Nearly an hour later we were on our way to the city of Elilat, where we then caught a bus to Tel Aviv, which is among my new favorite places to go. Situated along the Mediterranean Sea about half-way up the coast of Israel, Tel Aviv is the recognized capital of the country and its cultural headquarters. It reminded me very much of a mixture of the Jersey Shore and Philadelphia, in that there was burgeoning nightlife scene and beautiful beaches. My group was fortunate to have had a day at the beach and enjoying the 75 degree weather, then going out at night to a cool litte place called the British Pub. Located right in the middle of the nightlife scene in the city, our group got to meet a number of locals. During the course of the night I met 3 Israeli girls, all in their early twenties and living in neighboring communities. All had served in the military and had recently been discharged after 2 years of mandatory service. One girl, named Shira, now works on a kibuttz right outside of the city teaching English and French pre-teens. It was interesting to hear an Israeli perspective on the conflict in the country and gain knowledge about growing up in Israel. During the upcoming semester I may interview her formally as a source for my senior thesis concerning the Arab-Israeli conflict - something that will surely set my work apart from others.

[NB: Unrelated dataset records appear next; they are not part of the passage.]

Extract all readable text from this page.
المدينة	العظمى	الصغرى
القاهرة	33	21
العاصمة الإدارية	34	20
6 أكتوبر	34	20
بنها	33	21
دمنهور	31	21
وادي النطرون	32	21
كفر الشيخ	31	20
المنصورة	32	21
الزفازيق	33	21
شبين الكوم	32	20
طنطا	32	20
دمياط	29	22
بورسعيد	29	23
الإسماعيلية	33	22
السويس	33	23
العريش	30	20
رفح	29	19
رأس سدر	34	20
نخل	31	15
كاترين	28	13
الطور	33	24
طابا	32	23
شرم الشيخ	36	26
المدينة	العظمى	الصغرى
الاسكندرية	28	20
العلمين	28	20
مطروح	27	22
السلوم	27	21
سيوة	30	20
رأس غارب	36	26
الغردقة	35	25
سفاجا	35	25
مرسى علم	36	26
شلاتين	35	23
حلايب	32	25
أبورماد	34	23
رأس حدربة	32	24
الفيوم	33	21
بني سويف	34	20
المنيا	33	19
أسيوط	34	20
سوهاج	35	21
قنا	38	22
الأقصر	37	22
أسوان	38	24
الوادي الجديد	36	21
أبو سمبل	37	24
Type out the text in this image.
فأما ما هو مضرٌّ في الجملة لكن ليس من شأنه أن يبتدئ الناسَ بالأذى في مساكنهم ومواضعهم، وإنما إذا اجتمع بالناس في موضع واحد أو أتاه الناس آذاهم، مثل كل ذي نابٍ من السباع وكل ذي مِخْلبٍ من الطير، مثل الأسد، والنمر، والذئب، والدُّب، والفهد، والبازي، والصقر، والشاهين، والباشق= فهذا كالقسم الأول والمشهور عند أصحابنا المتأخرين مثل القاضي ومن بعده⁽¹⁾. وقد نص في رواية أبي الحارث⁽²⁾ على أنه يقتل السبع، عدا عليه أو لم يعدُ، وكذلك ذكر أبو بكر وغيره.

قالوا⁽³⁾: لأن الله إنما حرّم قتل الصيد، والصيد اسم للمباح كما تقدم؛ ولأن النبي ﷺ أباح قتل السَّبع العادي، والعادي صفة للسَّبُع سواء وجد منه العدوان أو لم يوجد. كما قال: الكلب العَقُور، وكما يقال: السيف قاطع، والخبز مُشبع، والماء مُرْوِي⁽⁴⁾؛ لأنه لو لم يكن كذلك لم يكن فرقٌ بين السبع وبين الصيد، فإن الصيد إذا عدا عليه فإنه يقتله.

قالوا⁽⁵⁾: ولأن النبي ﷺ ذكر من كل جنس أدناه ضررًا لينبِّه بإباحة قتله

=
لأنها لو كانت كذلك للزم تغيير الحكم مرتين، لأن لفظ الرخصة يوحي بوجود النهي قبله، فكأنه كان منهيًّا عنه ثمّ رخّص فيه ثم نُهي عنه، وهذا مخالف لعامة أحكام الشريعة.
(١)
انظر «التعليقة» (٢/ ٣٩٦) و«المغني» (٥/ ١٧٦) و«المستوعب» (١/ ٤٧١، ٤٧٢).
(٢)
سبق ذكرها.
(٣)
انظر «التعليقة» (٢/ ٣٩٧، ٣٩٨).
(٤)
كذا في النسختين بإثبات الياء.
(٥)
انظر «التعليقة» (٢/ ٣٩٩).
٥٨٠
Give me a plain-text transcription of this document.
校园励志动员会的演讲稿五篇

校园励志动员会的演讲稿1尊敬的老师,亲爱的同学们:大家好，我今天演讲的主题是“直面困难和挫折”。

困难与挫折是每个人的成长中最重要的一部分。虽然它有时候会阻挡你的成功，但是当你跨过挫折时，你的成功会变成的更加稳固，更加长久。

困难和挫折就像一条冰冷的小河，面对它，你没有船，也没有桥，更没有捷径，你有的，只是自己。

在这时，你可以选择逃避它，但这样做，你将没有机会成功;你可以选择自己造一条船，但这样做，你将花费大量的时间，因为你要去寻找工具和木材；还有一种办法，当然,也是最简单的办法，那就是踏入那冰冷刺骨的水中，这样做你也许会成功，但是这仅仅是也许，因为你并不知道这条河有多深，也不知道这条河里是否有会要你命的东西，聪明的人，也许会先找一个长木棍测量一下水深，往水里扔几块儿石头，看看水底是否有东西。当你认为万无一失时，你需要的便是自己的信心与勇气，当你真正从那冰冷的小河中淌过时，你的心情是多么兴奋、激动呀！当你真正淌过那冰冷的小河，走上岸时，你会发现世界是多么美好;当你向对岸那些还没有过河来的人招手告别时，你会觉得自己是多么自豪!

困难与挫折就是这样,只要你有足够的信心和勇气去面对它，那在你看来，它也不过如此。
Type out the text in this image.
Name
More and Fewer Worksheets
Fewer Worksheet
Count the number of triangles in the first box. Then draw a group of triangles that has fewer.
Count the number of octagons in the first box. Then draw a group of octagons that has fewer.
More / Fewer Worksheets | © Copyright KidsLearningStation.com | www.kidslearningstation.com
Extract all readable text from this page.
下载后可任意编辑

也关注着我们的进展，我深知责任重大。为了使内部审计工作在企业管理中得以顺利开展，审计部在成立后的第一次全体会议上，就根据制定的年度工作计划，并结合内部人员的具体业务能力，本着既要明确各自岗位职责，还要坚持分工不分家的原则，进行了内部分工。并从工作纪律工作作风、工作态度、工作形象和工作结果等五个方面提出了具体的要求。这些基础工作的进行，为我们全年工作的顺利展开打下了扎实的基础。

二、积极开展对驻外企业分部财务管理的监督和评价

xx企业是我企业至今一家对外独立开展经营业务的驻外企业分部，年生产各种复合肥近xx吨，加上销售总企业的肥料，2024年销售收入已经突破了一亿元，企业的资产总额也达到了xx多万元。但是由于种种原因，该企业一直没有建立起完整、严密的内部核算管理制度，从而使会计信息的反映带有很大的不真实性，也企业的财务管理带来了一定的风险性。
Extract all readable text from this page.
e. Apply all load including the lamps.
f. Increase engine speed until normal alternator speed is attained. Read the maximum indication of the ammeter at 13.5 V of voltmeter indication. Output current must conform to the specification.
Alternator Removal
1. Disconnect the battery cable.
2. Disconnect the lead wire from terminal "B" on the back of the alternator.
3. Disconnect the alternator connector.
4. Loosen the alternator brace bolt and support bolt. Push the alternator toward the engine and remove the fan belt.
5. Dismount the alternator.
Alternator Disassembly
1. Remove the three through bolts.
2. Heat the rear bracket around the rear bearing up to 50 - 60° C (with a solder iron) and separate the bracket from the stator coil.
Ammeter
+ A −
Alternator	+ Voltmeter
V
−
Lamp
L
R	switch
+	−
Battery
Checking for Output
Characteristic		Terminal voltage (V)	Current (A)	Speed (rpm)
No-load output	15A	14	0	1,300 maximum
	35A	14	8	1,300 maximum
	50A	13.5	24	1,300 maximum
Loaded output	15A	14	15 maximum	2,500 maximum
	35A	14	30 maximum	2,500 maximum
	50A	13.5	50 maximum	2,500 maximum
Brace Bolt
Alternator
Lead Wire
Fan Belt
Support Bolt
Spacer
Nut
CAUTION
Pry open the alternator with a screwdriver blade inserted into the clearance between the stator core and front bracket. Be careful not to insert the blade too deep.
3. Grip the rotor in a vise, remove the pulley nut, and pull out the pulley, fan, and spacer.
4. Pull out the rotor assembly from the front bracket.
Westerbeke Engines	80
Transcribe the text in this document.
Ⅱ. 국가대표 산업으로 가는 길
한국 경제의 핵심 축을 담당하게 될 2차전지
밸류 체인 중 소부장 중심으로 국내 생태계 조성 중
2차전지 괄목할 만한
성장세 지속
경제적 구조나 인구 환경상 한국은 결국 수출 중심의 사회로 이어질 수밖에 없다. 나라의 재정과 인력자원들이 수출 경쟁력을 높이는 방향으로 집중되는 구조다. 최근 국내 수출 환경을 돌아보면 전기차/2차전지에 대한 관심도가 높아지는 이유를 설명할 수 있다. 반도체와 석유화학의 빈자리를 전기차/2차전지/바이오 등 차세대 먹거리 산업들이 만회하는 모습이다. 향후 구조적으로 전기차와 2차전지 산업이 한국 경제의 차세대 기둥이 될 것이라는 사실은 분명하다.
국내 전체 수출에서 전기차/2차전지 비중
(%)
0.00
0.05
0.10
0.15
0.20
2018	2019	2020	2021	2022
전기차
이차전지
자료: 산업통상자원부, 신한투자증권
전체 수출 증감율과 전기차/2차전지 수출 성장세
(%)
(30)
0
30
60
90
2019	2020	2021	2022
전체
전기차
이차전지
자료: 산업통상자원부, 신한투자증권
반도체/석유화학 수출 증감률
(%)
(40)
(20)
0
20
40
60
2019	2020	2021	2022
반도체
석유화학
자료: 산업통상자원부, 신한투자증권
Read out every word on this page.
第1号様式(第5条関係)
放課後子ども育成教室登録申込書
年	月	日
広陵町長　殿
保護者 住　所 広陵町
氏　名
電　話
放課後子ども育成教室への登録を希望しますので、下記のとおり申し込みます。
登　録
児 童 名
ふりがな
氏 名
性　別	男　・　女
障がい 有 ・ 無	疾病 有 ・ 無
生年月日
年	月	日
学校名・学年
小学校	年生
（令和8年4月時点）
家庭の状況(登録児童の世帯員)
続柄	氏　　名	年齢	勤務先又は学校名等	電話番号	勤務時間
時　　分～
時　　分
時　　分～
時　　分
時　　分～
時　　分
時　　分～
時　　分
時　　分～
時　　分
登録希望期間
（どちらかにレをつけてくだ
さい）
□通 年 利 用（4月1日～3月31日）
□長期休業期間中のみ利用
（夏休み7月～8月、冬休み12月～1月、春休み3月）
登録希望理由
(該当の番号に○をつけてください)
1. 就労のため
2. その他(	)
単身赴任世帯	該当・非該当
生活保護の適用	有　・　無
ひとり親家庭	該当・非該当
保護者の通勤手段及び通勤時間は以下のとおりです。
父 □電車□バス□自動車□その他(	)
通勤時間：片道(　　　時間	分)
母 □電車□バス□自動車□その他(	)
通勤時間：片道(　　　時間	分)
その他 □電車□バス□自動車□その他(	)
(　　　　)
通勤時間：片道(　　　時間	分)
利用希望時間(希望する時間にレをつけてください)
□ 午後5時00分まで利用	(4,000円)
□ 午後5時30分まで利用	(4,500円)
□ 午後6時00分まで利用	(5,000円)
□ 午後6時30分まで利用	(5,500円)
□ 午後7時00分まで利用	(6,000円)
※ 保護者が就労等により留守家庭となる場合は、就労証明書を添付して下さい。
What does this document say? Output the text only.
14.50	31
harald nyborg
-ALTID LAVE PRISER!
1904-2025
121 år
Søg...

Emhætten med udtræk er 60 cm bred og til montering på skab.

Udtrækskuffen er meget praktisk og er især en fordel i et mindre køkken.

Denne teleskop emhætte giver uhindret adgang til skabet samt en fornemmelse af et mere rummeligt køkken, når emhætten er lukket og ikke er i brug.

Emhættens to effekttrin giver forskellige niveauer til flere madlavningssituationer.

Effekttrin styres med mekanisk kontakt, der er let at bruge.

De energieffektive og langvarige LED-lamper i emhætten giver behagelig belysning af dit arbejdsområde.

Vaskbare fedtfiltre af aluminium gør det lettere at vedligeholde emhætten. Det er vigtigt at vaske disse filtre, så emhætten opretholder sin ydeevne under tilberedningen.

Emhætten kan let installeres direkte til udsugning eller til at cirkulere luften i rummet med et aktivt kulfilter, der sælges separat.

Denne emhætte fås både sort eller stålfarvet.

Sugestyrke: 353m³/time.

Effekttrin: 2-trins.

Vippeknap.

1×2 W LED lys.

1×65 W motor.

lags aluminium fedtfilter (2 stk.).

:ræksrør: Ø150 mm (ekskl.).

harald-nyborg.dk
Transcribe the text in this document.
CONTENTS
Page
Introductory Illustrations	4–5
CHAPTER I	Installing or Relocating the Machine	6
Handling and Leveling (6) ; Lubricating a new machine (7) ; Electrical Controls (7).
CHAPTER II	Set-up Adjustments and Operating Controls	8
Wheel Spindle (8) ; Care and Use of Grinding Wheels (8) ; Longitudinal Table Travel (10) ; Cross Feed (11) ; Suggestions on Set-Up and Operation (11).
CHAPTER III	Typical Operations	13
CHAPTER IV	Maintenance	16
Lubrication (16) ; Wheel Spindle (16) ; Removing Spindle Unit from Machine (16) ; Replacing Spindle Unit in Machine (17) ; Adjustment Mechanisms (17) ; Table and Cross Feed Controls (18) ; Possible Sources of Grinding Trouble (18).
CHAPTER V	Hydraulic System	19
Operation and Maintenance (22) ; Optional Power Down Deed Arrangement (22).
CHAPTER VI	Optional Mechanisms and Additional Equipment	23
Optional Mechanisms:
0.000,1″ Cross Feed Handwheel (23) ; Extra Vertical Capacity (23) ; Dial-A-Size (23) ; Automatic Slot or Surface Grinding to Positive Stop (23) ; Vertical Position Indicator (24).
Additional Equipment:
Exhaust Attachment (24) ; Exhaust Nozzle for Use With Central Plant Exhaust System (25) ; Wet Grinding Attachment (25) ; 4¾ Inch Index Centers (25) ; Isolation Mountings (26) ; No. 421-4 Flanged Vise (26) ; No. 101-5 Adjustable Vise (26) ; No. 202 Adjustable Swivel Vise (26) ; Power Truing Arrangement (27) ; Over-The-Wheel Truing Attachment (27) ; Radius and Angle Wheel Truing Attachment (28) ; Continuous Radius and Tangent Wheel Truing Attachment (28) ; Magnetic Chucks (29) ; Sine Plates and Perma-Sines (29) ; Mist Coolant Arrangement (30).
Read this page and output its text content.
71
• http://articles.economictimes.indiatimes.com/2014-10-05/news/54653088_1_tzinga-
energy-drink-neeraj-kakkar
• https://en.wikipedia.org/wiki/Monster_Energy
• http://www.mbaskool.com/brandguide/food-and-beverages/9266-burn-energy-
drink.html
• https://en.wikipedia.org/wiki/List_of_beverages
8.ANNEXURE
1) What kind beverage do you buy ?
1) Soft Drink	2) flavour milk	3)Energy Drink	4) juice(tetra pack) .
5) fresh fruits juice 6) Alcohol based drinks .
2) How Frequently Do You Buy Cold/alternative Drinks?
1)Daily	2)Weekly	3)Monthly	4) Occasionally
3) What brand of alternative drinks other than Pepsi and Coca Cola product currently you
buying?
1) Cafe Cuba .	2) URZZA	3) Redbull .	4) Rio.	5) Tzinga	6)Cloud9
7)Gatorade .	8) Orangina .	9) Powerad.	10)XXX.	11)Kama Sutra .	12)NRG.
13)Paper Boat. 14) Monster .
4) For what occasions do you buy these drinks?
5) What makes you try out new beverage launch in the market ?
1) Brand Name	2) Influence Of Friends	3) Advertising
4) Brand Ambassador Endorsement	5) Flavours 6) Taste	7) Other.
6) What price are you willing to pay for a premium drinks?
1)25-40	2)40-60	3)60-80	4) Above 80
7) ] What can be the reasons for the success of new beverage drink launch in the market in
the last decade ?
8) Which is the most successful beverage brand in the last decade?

After having spent 3 days in Tel Aviv, my group headed to Jerusalem and the West Bank. As soon as we arrived early Sunday evening we dropped our backpacks and scrambled across the Old City to get to the Mountain of Olives for sunset. According to the Bible, the Mountain of Olives is where Jesus frequently met with his Apostles and would eventually share his last days with them leading up to the crucifixion. From the top of this steep hill you are provided with one of the most amazing sights: a total view of the Old City. On the way back down we visited the garden where Jesus and his Apostles met the night before his death and he prayed to God, asking why he was to be killed. Upon entering the Old City again we toured the Arab and Christian quarters, which consist of narrow cobblestone streets lined by stalls selling everything imaginable, from shoes to pastries. My favorite place was a pastry shop called Jafar's Sweets, which sells the best kenafeh (traditional Palestinian pastry - akin to baklava) in the city. During the following days we visited the various holy sites in the city: the Wailing Wall, al-Aqsa mosque/Dome of the Rock, and the Church of the Holy Sepulchre. Each one was breathtaking and caused me to well up because of the strong spiritual presence found within them. At each site I prayed for friends and loved ones of all the faiths, making sure not to exclude anyone.

As for my adventures in the West Bank, I need some time to reflect more on them before putting anything in my blog. Also, I am extremely tired from my 12 hours of traveling back to Cairo, which begun at 10 PM last night.